Um marco importante para a energia de fusão nuclear
Foi, finalmente, decidido que o ITER (International Thermonuclear Experimental Reactor) será construído em Cadarache, no Sul de França, entre Marselha e Aix-en-Provence. Esta decisão, tomada pelos governos dos parceiros do ITER, culmina um longo processo de negociações muito duras, devido à complexidade do projecto e a uma situação de "empate técnico" entre as propostas da União Europeia (apoiada pela Rússia e China) e do Japão (apoiada pelos Estados Unidos da América e pela Coreia do Sul), as quais propunham a construção do ITER em Cadarache e Rokkasho-mura.A fusão nuclear, a fonte de energia das estrelas, apresenta grandes potencialidades para ser uma energia limpa, segura e praticamente inesgotável para os próximos séculos. Limpa, porque não há libertação de gases para a atmosfera, uma vez que os combustíveis (deutério e trítio, dois isótopos do hidrogénio) não são queimados. Segura, porque não há transporte de elementos radioactivos fora da central de fusão e porque as reacções podem ser paradas quase instantaneamente, em caso de avaria do reactor. Praticamente inesgotável, porque o deutério e o trítio são obtidos a partir, respectivamente, da água e do lítio, dois elementos muito abundantes na crosta terrestre.
O caminho desde a descoberta das reacções de fusão tem sido muito longo, devido à dificuldade em fundir os iões dos dois combustíveis num laboratório. Na fusão por confinamento magnético, princípio que serviu de base ao projecto do ITER, é necessário aquecer os reagentes até temperaturas muito elevadas (dezenas de milhões de graus centígrados), às quais os átomos de deutério e trítio estão ionizados, ou seja, divididos em iões e electrões, formando um plasma, o quarto estado da matéria. É ainda preciso impedir que o plasma toque nas paredes do recipiente onde está contido, através da acção de um campo magnético muito elevado, criado por bobinas supercondutoras.
Após a prova do conceito de confinamento magnético em experiências lineares e das potencialidades da configuração toroidal do tipo tokamak, na década de 60 do século passado, foram desenvolvidos métodos para aquecer o plasma até às temperaturas necessárias para que ocorram as reacções de fusão e para manter um número adequado de reacções durante o tempo necessário para que se verifiquem as condições de fusão nuclear.
Só na década de 90 - 30 anos após a prova do conceito de confinamento magnético e das potencialidades dos tokamaks - duas experiências desta configuração magnética, o Tokamak Fusion Test Reactor (TFTR) e o Joint European Torus (JET), conseguiram realizar reacções controladas de fusão na Terra.
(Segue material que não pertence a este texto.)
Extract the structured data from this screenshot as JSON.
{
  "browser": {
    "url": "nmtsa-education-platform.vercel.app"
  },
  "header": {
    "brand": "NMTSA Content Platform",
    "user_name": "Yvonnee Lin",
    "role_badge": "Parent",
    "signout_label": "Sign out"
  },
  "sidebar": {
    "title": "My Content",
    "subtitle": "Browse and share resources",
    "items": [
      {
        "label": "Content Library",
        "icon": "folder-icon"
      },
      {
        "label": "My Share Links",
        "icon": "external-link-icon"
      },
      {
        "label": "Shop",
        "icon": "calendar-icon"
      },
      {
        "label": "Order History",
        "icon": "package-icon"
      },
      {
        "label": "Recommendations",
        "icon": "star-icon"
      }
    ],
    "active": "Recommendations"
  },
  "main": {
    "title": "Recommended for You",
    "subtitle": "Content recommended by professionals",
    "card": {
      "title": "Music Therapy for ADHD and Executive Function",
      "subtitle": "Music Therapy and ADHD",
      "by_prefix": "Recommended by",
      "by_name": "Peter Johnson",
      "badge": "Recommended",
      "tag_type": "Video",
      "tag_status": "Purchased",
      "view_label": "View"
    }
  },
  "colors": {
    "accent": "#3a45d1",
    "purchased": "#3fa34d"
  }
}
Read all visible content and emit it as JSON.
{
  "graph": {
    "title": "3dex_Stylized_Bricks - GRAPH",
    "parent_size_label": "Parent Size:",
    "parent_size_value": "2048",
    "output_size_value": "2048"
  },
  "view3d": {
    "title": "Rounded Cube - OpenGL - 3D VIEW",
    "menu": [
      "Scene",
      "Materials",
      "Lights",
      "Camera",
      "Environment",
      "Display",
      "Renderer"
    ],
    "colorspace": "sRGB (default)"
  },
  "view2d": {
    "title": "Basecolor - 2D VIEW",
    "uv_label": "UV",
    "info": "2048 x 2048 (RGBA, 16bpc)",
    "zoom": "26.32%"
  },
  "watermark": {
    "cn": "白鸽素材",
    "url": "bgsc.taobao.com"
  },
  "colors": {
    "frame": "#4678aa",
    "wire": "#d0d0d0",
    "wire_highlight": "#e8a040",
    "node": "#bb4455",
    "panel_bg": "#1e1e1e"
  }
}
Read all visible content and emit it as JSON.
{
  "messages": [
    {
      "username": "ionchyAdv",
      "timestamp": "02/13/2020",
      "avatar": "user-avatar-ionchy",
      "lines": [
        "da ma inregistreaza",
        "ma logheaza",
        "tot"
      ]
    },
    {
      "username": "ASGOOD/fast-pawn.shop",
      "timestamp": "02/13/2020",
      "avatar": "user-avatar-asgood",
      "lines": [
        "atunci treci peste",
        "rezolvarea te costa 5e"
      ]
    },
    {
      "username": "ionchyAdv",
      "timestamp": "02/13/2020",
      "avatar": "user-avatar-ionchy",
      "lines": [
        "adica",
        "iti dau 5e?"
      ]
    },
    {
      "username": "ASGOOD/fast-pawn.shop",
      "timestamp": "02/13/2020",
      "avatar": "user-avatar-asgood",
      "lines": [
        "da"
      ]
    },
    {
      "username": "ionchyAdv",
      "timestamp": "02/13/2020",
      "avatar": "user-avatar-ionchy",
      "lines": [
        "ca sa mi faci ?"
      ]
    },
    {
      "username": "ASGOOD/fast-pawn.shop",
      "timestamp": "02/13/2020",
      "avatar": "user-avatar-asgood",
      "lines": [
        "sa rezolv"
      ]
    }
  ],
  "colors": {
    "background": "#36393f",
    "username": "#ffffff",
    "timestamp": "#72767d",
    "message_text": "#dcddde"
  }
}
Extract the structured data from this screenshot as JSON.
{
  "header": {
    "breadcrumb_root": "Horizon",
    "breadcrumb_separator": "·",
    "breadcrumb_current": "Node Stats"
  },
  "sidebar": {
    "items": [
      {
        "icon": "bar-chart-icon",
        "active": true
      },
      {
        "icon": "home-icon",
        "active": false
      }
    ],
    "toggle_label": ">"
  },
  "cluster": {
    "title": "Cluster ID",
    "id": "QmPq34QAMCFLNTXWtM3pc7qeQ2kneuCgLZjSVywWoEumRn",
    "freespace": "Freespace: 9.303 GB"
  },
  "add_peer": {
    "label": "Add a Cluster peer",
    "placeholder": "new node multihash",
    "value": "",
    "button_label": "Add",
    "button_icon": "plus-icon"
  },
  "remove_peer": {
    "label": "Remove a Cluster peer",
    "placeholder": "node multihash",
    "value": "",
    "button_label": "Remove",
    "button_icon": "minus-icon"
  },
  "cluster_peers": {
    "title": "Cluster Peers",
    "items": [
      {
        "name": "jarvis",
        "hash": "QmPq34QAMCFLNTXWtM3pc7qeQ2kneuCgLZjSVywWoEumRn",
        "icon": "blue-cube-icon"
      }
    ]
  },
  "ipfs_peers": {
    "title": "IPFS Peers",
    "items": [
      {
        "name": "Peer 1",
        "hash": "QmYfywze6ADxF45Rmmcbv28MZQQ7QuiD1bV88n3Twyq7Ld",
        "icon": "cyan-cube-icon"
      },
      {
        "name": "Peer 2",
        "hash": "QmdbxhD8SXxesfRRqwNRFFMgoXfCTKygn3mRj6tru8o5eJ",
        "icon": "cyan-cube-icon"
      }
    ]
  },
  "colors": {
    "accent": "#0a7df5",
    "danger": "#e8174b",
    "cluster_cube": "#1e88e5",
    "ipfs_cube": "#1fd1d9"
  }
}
O JET, a maior experiência mundial de fusão nuclear, operada pelo Acordo Europeu para o Desenvolvimento da Fusão, o qual integra o Instituto Superior Técnico, produziu 16 megawatts de potência de fusão, com um rendimento de 60 por cento.
O ITER tem, agora, duas missões muito importantes. Deverá demonstrar a viabilidade científica e técnica da energia de fusão, produzindo cerca de 500 megawatts de potência de fusão, com um rendimento de 1000 por cento a 2000 por cento, durante cerca de 300 segundos e testar a operação conjunta de todas as tecnologias necessárias para a operação de um reactor de fusão nuclear.
A construção do ITER tem uma duração prevista de dez anos, num investimento da ordem dos 5000 milhões de euros e colocará enormes desafios ao pessoal, empresas e instituições de investigação nela envolvidas. As dificuldades resultam da complexidade do projecto, do recurso a tecnologias de ponta, do facto de a maioria das contribuições dos vários parceiros ser feita em espécie (componentes e pessoal) e não em dinheiro e das diferentes culturas e estados de desenvolvimento tecnológico e industrial dos parceiros.
Portugal participou nas fases de projecto e negociações do ITER e está a preparar uma participação significativa na construção deste tokamak. O Instituto Superior Técnico, através do seu Centro de Fusão Nuclear, tem grandes hipóteses de liderar os consórcios europeus que irão fornecer diagnósticos de reflectometria de micro-ondas e instrumentação digital para controlo e aquisição de dados.
O Centro de Fusão Nuclear, nos termos do contrato de laboratório associado, vai submeter, à apreciação do Ministério da Ciência, Tecnologia e Ensino Superior, um programa de apoio à participação no ITER de outras unidades de investigação e, sobretudo, de empresas portuguesas. É que cerca de 87 por cento do orçamento de investimento da construção do ITER destina-se a contratos industriais.
A participação de Portugal no ITER é motivo de orgulho e de reconhecimento internacional, esperando-se que o tão propalado "choque tecnológico" do Governo tenha neste projecto um bom exemplo de aplicação.